Sunday, July 4, 2010

Gold Rountable Special On Financial Sense Newshour

The second segment of this week's Financial Sense Newshour podcast was devoted to a gold roundtable with four experts discussing where the gold market is [.mp3 file]. The consensus was, the gold bull market was still intact and it shows little signs of froth. The chief difference between this bull market and that of the 1970s was the relative smoothness of this one. The '70s one was punctuated by a severe downturn in '75 and '76; this one hasn't had a multi-year drop.

The supply situation was also discussed. Although there are new discoveries, the capital costs of bringing new "elephants" into production has multiplied. Bringing the biggest new deposits onstream costs $2 billion, which makes it prohibitive for any except a major with access to that kind of capital. Jeff Christian dissented, as based on overall reserve replacement. Christian added the point that smaller companies will likely fill any production gap should gold keeps going up. Later, Bob Morarity dissented too by arguing that production was crimped because of margin squeezes. Still, the overall impression given was gold miners running out of world.

Investment demand is one of the drivers of gold in this present bull market, but there's little to no sign of any selling. Gold is coming in to its own as a store of value and even potential money; even some central banks are accumulating gold. The possibility was broached, but the consequence of a selling spree were basically minimized except by Jeffrey Christian. He noted that central banks becoming more responsible at the margin could tip off a real selling cascade.
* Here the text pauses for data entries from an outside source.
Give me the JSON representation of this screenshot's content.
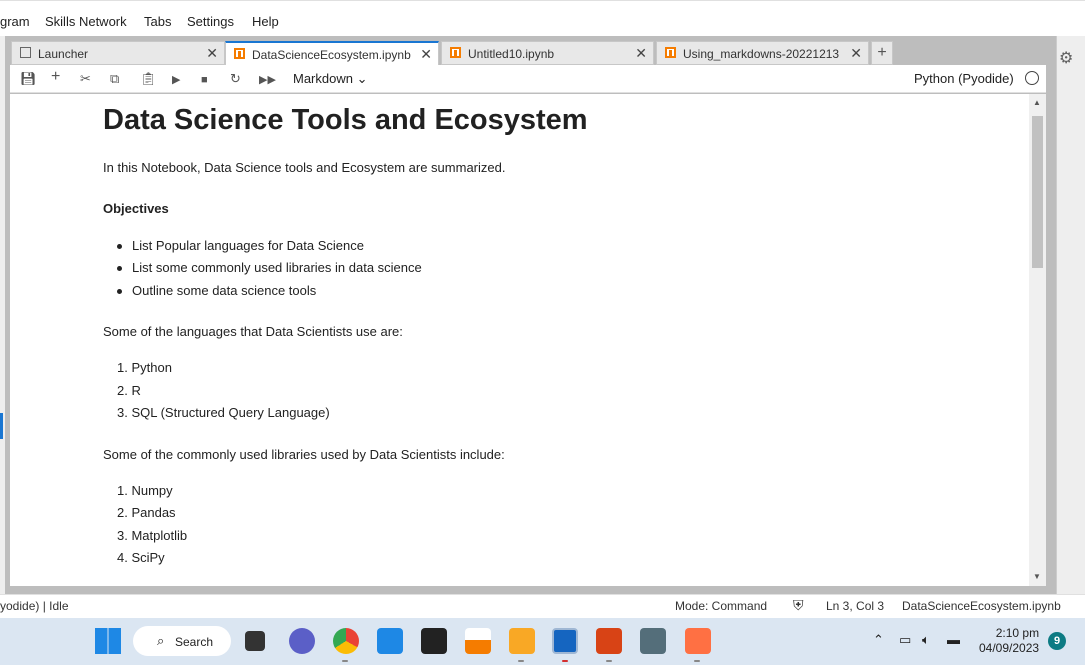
{
  "menu": {
    "items": [
      "gram",
      "Skills Network",
      "Tabs",
      "Settings",
      "Help"
    ]
  },
  "tabs": [
    {
      "label": "Launcher",
      "close": "✕"
    },
    {
      "label": "DataScienceEcosystem.ipynb",
      "close": "✕"
    },
    {
      "label": "Untitled10.ipynb",
      "close": "✕"
    },
    {
      "label": "Using_markdowns-20221213",
      "close": "✕"
    }
  ],
  "add_tab": "+",
  "toolbar": {
    "cell_type": "Markdown ⌄",
    "kernel": "Python (Pyodide)"
  },
  "notebook": {
    "title": "Data Science Tools and Ecosystem",
    "intro": "In this Notebook, Data Science tools and Ecosystem are summarized.",
    "objectives_heading": "Objectives",
    "objectives": [
      "List Popular languages for Data Science",
      "List some commonly used libraries in data science",
      "Outline some data science tools"
    ],
    "languages_intro": "Some of the languages that Data Scientists use are:",
    "languages": [
      "1. Python",
      "2. R",
      "3. SQL (Structured Query Language)"
    ],
    "libraries_intro": "Some of the commonly used libraries used by Data Scientists include:",
    "libraries": [
      "1. Numpy",
      "2. Pandas",
      "3. Matplotlib",
      "4. SciPy"
    ]
  },
  "status": {
    "left": "yodide) | Idle",
    "mode": "Mode: Command",
    "position": "Ln 3, Col 3",
    "file": "DataScienceEcosystem.ipynb"
  },
  "taskbar": {
    "search_label": "Search",
    "time": "2:10 pm",
    "date": "04/09/2023",
    "notifications": "9"
  },
  "colors": {
    "accent": "#1976d2",
    "notebook_icon": "#f57c00",
    "taskbar_bg": "#dbe6f2"
  }
}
In the third segment [.mp 3 file], John R. Ing disussed his observations about ballooning sovereign debt and his impression that the debt levels are such that the developed world is moving into a pre-hyperinflationary phase. He said that there was going to be no deflation because the money supply won't be falling, like it did in the early 1930s. In the next interview, with Frank Barbera, Jim Puplava discussed the possibility of a new and bigger quantitative easing program in the offing which would work this way: the U.S. government would spend the money directly and the Fed would directly monetize the resultant (added) deficits. Since the banks don't seem to want to lend that much, and creditworthy borrowers aren't borrowing in great numbers, QE through the banking system hasn't done the job. There's the possibility that the Obama Administration is looking to undertake a more fiscal-centric reflationary program.


Both segments were quite educational, and even eye-opening. I have to say that I share Jeffrey Christian's concern about central banks becoming more monetarily responsible at the margin, which can be "relatively less irresponsible" from a more distant view. Investment demand turning into divestment supply would be a major blow to the gold market, whatever be the cause.